In an unexpected decision, Indonesia’s central bank increased its benchmark interest rate by 25 basis points to 6.25% on April 24, aiming to bolster the struggling rupiah. Governor Perry Warjiyo of Bank Indonesia stated that the rate hike was a proactive measure to maintain inflation within its targeted range. Free Malaysia Today interviewed Benedict Weerasena, Research Director of Bait Al Amanah to understand whether the Bank Negara Malaysia (BNM) would follow suit on May 9, 2024.
Bait Al Amanah research director Benedict Weerasena explained that there is no pressure on BNM to raise or lower the OPR, citing three main reasons for his assessment.
“Firstly, the prevailing inflation trajectory does not present a risk to BNM’s targeted inflation rate. Malaysia’s headline inflation and core inflation remained benign at 1.8% and 1.7% respectively in March 2024.

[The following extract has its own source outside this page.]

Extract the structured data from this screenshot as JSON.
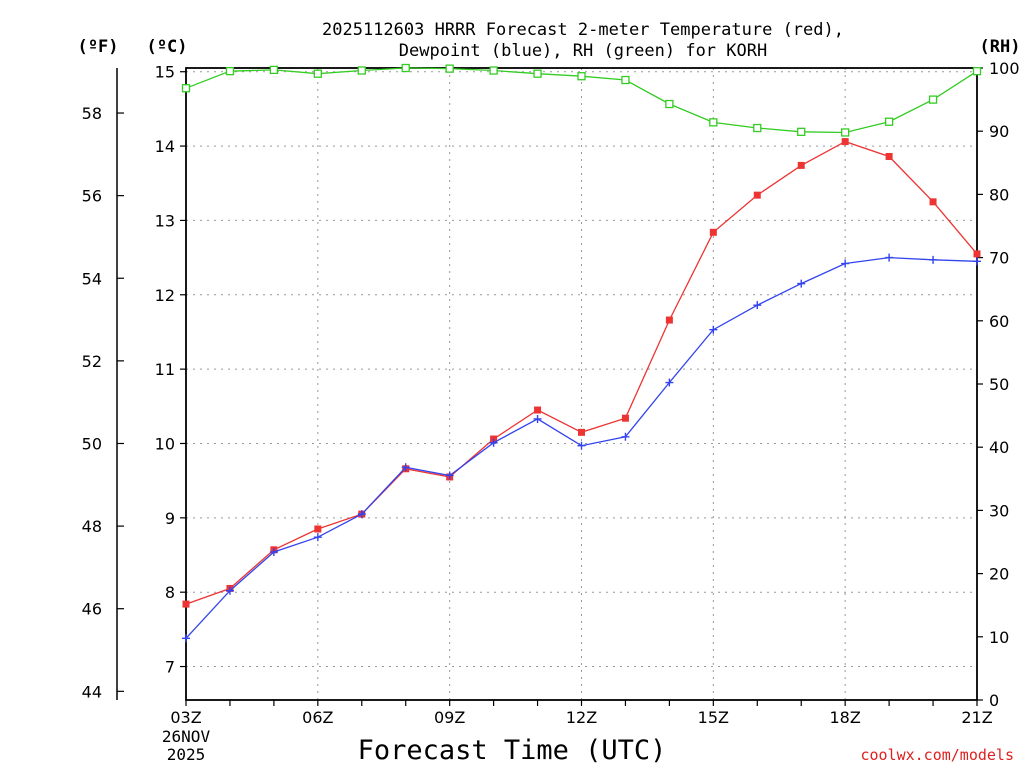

Secondly, the ringgit is likely to strengthen in the second half of 2024, buoyed by structural reforms and positive growth prospects in addition to BNM’s various short-term remedial measures, he said.
Weerasena also expects Malaysia’s economic growth to continue improving in 2024, propelled by export recovery and resilient domestic demand supported by sustained employment and wage growth.